Osmanen in Hamburg – eine Beziehungsgeschichte zur Zeit des Ersten Weltkrieges
Nach ersten Kontakten seit dem 16. Jahrhundert intensivierte sich der Austausch Hamburgs mit dem Osmanischen Reich im 19. Jahrhundert, in dem erstmals offizielle Beziehungen aufgenommen wurden. 1839 schlossen die Hansestädte einen „Freundschafts-, Handels- und Schiffahrts-Vertrag“ mit dem Osmanischen Reich. 1844 eröffneten die Osmanen ihr erstes Generalkonsulat in Hamburg Ein Jahr später wurde die diplomatische Vertretung der Hansestädte in Istanbul eröffnet, mit Andreas David Mordtmann (1811-1879) als erstem Generalkonsul. Die Handels- und Wirtschaftsbeziehungen nahmen im letzten Drittel des 19. Jahrhunderts rapide zu, Dampfschifffahrtsgesellschaften, wie die Deutsche-Levante-Linie oder HAPAG, erleichterten nicht nur den Warentransport, sondern ermöglichten auch Personentransporte. Insgesamt gewannen die Beziehungen des Deutschen Reiches mit dem Osmanischen Reich am Vorabend des I. Weltkrieges eine neue Qualität und wandelten sich schließlich zur tragisch-berühmten „Waffenbrüderschaft“.

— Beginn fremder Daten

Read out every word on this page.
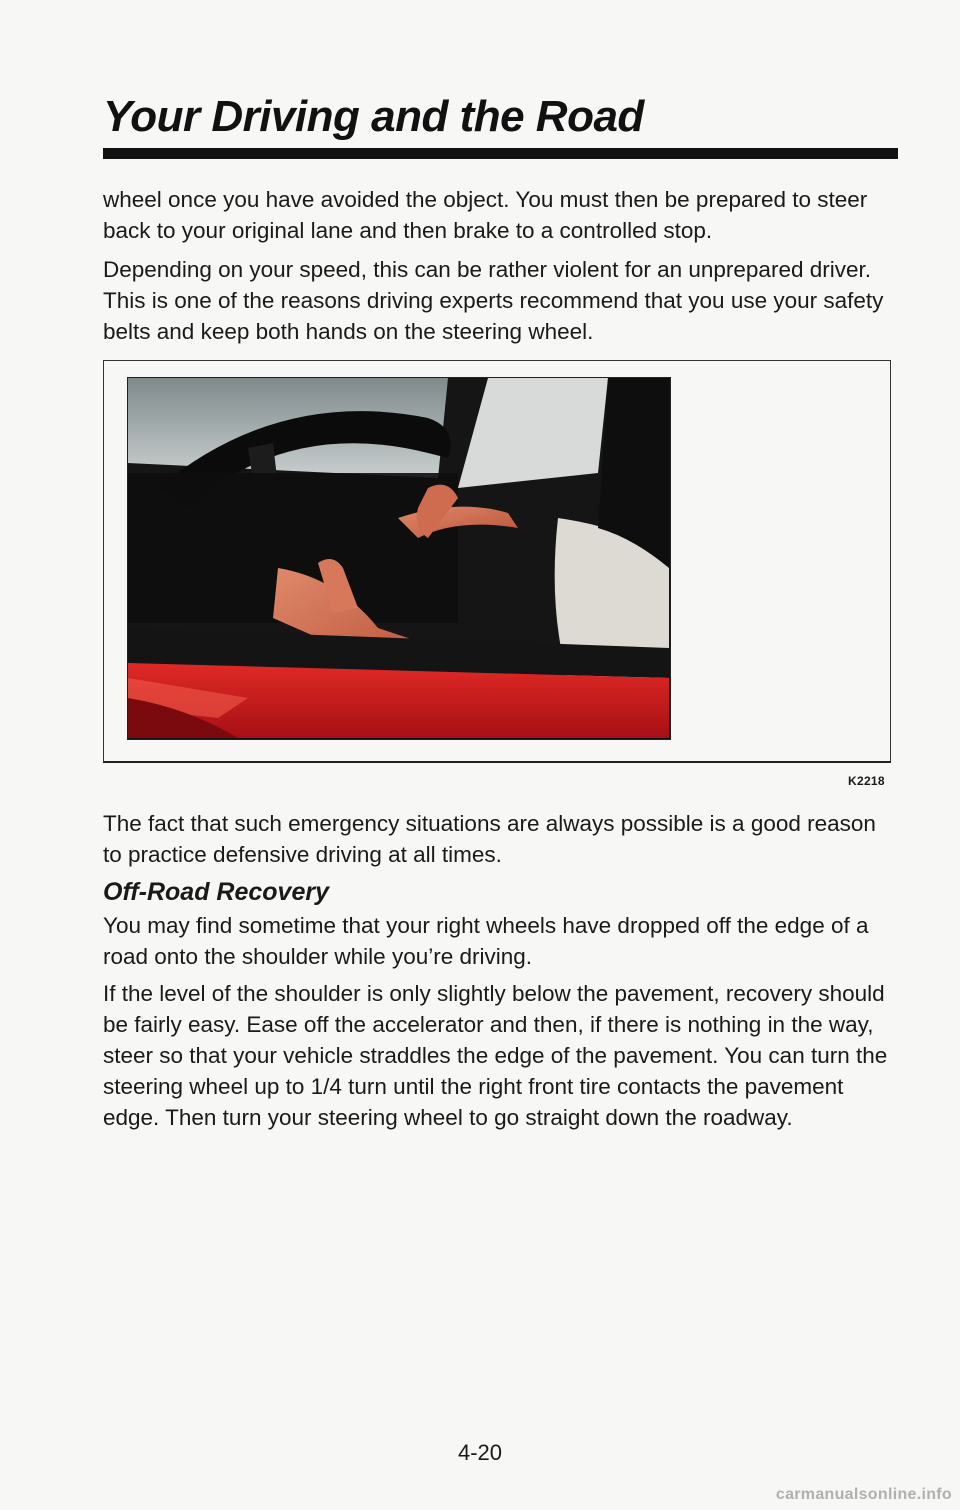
Your Driving and the Road

wheel once you have avoided the object. You must then be prepared to steer back to your original lane and then brake to a controlled stop.

Depending on your speed, this can be rather violent for an unprepared driver. This is one of the reasons driving experts recommend that you use your safety belts and keep both hands on the steering wheel.

K2218

The fact that such emergency situations are always possible is a good reason to practice defensive driving at all times.

Off-Road Recovery

You may find sometime that your right wheels have dropped off the edge of a road onto the shoulder while you’re driving.

If the level of the shoulder is only slightly below the pavement, recovery should be fairly easy. Ease off the accelerator and then, if there is nothing in the way, steer so that your vehicle straddles the edge of the pavement. You can turn the steering wheel up to 1/4 turn until the right front tire contacts the pavement edge. Then turn your steering wheel to go straight down the roadway.

4-20
carmanualsonline.info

Die Ausstellung widmet sich dieser Beziehungsgeschichte aus Hamburger Sicht und nimmt vor allem die Zeit zwischen 1914 und 1918 in den Blick. Archivmaterialien (aus dem Staatsarchiv Hamburg, der Staats- und Universitätsbibliothek, aus dem Museum der Arbeit und dem Museum für Kunst und Gewerbe), die hier erstmals gezeigt werden, veranschaulichen nicht nur die wirtschaftlichen, diplomatischen und kulturellen Kontakte, sie vermitteln vor allem einen Eindruck von der Präsenz und vom Leben der ethnisch wie religiös heterogenen Gruppe der Osmanen in Hamburg.
Zur Ausstellung veranstaltet das TürkeiEuropaZentrum (TEZ) in Kooperation mit der Landeszentrale für politische Bildung Hamburg die Vortragsreihe „Hamburg und das Osmanische Reich im I. Weltkrieg“.
Die Ausstellung ist vom 6. November 14 bis zum 4. Januar 15 im Ausstellungsraum der Staats- u. Universitäts-Bibliothek Hamburg, Von-Melle-Park 3.